At another stage of the hearing, Mr O’Sullivan drew an analogy between what he regards as his obligation to comply with section 13(6) of the Public Service Act and an obligation to maintain confidentiality about a freedom of information request which might be made by a senator (transcript, 20 May 2006, p. 18). This is an unhelpful analogy. Estimates hearings, and indeed other parliamentary inquiries, are based on a constitutional premise of a great public interest in parliamentary scrutiny of how ministers and departments perform their functions, which may on rare occasions be outweighed by a public interest in not disclosing particular information. It has already been noted that this department appears not to appreciate the weighing of public interests which must occur, and the relative weight they bear. Does it think that the responsibility of a minister and a department to account to the Parliament for the minister’s and department’s performance of official functions has only the same public interest quota as the privacy of an FOI inquirer, or, alternatively, the performance by a senator of the senator’s individual functions as a parliamentarian? Privacy is not the issue, and, on the other interpretation, the situations are hardly equivalent in terms of the public interests involved. The use of this analogy only raises more problems than it answers in relation to this department’s approach to its accountability obligations.

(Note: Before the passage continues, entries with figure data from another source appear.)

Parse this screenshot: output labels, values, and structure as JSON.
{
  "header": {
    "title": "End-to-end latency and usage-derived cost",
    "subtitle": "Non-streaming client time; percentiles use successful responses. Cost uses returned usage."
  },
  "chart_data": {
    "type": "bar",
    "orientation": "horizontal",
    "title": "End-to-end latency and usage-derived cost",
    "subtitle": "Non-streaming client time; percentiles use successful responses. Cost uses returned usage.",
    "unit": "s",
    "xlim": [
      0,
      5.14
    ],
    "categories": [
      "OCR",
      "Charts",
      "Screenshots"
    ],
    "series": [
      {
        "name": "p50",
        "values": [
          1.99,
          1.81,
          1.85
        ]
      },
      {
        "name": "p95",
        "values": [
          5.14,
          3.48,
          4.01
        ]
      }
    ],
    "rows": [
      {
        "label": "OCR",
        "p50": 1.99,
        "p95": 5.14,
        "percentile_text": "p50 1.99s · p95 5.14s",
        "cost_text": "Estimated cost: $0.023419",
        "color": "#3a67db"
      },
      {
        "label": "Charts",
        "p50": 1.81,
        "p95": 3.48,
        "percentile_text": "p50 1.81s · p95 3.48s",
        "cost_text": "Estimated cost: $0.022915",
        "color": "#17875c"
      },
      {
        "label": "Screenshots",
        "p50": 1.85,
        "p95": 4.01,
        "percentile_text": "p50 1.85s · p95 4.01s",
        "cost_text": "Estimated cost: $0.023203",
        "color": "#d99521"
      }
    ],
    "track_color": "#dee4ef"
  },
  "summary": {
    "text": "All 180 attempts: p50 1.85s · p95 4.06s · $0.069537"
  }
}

Mr O’Sullivan and the department contended that information about when answers to questions on notice were provided to ministers’ offices falls within the prohibited area (transcript, 30 May 2006, pp 17-19). It is to draw an extremely long bow to claim that such information falls within the category of advice to government. That, no doubt, is why other departments have regularly answered questions about when answers were provided to ministers’ offices. The departments which answered such questions in the recent hearings include the Department of the Prime Minister and Cabinet, the Department of Finance and Administration, and the Department of Foreign Affairs and Trade.

Subsequently it was clarified that the answers had not yet been finalised (transcript, p. 19), but there was no indication that this involved any withdrawal from the position put earlier. This only serves to indicate the lack of clarity in the position adopted by Mr O’Sullivan and the department.

Mr O’Sullivan used the language of objecting to the questions. Perhaps he thinks that his taking objection to questions automatically triggers the Senate’s Privilege Resolution 1(10). This provides that, if a witness objects to answering any question, the committee is to consider the stated ground of the objection and to deliberate and make a decision upon it. That provision, however, refers to witnesses of all kinds, not specifically public service witnesses, and to all possible objections to questions (the example given in the provision is self-incrimination). In relation to public service witnesses and possible public interest immunity claims, it is not triggered unless and until a minister makes such a claim. A public servant who considers that a minister should be given opportunity to make a public interest immunity claim is covered by Privilege Resolution 1(16), which allows an officer reasonable opportunity to refer questions to superior officers or a minister. As has been indicated, the ground for not answering the questions which Mr O’Sullivan seems to have raised is one of the possible grounds of a public interest immunity claim, and if he thought that it could arise he should have referred the question to the minister under Privilege Resolution 1(16).

I suggest that this note he drawn to the attention of the minister and the department for consideration before the next estimates hearings. That course may at least achieve the goal of properly identifying and articulating any difficulty which officers see in the answering of particular questions. It should also ensure that any claims that questions should not be answered are properly considered and made by the minister.

Please let me know if I can be of any further assistance in relation to this matter.